In a September 4 post entitled “The Isolated Milton Friedman” I quoted two paragraphs from Michael Hirsh: Capitalism: How America’s Wise Men Entrusted America’s Future to Wall Street. I will not quote the entire passage again.
Here’s a passage that seemed strange to me, given what a warm and hospitable person Milton was:
For most of those Cold War years, he remained the leader of a wayward insurgency, isolated and condemned, even on the Chicago campus, as the counterculture of the 1960s grew. There were times when no one wanted to eat with him in the faculty dining hall. (Italics added.)

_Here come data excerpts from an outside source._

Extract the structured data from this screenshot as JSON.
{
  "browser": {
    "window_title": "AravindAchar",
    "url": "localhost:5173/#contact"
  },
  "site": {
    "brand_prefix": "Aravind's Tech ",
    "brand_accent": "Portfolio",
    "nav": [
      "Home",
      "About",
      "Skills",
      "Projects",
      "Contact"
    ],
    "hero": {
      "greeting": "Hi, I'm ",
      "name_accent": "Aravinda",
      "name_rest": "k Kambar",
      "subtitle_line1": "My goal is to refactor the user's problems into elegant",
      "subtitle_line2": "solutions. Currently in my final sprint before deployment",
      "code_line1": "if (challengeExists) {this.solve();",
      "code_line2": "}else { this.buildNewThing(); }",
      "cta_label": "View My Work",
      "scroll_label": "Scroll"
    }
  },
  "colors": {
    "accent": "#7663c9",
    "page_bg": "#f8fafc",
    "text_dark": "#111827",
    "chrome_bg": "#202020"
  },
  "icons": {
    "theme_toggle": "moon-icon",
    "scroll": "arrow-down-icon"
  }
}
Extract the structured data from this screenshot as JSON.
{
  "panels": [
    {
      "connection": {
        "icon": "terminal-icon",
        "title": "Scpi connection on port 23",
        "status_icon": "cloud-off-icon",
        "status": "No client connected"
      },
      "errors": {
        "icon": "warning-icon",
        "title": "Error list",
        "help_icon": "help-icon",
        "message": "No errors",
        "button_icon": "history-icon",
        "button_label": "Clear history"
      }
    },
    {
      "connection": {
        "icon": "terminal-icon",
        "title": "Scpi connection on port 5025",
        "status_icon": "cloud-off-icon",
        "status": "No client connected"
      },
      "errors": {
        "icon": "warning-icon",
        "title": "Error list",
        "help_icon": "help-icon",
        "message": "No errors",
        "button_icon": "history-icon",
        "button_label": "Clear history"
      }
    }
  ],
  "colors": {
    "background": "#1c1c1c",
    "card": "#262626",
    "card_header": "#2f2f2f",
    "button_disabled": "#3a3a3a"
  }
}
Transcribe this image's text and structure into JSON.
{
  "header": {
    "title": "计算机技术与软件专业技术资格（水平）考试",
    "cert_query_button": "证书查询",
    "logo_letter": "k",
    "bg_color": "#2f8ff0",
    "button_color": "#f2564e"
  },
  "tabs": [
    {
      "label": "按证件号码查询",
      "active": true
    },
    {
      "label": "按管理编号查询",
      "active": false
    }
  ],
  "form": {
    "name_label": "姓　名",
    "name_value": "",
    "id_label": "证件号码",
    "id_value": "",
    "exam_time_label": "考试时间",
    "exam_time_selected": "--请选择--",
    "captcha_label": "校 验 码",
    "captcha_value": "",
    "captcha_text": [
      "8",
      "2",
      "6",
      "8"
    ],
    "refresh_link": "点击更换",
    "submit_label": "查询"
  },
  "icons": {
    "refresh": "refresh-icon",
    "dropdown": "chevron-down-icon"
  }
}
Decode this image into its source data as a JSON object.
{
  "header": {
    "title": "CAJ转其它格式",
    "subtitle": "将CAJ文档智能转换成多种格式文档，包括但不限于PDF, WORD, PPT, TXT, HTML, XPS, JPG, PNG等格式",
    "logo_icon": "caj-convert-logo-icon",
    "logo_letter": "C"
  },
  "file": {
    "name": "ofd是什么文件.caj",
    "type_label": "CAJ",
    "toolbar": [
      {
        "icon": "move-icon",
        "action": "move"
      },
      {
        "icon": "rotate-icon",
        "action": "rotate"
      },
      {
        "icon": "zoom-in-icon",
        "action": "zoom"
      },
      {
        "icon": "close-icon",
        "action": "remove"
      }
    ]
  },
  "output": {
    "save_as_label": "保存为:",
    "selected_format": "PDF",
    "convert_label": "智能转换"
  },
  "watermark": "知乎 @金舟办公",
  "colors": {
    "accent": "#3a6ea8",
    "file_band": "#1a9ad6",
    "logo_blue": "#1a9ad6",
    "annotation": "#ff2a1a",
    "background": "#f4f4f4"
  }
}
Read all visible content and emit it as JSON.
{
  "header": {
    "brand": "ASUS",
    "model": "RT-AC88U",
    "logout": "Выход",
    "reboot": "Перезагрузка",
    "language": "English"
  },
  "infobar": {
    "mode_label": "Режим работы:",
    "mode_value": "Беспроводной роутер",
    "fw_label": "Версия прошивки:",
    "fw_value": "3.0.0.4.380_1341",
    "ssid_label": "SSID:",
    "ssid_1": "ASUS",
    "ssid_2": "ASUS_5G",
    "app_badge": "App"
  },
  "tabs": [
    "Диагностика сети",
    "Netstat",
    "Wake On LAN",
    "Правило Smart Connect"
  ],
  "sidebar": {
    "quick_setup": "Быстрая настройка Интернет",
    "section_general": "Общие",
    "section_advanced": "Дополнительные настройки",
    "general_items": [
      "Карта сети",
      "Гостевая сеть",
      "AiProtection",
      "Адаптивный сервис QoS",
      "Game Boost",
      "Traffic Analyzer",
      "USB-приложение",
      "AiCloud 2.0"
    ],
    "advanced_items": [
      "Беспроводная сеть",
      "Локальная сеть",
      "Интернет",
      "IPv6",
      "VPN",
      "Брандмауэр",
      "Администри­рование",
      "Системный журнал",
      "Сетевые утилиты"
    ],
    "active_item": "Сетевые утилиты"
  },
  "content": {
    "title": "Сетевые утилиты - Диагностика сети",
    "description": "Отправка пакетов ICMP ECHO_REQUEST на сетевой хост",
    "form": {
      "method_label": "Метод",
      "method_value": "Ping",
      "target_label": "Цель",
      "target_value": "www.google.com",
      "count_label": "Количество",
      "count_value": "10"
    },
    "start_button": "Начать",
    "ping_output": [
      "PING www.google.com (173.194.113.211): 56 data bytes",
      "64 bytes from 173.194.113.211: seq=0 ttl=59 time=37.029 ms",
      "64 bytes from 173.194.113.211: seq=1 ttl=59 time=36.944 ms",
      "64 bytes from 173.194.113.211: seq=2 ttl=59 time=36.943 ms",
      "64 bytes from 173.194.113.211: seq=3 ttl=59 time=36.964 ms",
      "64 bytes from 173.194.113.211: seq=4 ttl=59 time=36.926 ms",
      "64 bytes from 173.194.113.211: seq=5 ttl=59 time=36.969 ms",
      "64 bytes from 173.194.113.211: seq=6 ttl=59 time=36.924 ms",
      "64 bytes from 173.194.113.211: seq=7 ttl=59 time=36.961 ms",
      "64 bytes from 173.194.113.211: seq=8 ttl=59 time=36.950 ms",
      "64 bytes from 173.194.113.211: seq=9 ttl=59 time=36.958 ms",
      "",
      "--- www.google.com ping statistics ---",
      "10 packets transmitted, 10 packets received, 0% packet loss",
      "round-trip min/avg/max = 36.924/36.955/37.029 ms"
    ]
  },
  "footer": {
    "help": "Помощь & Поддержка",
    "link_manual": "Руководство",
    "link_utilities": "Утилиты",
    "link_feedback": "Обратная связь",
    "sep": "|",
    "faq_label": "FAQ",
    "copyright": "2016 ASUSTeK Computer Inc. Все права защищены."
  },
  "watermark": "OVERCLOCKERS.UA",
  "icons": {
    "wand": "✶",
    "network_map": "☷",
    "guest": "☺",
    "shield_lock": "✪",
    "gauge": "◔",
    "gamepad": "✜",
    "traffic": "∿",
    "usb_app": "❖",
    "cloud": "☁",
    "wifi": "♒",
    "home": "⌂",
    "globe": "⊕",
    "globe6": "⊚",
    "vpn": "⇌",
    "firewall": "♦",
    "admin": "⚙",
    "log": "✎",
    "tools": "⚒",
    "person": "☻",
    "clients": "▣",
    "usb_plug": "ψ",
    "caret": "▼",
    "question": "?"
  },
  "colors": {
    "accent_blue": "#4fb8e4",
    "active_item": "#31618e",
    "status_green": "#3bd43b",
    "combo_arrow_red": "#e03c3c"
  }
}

My comment was about something else, but I should have noticed that this passage seemed strange to me.
An old friend, Christopher Jehn (we’ve been friends since we met at Richard Thaler’s in 1977), sent me the following email and gave me permission to quote him:
Finally, I read your September 4 post about Friedman’s “isolation.” Your post and especially Hirsh’s quote were incorrect. Indeed, Hirsh (and his references) sounds almost delusional. Remember, I was a graduate student in Chicago from 1965 to 1970. I don’t recall any discussion, none, among graduate students or between us and faculty consistent with this story. Foreign.
It is foreign. I wonder where Hirsh got his information.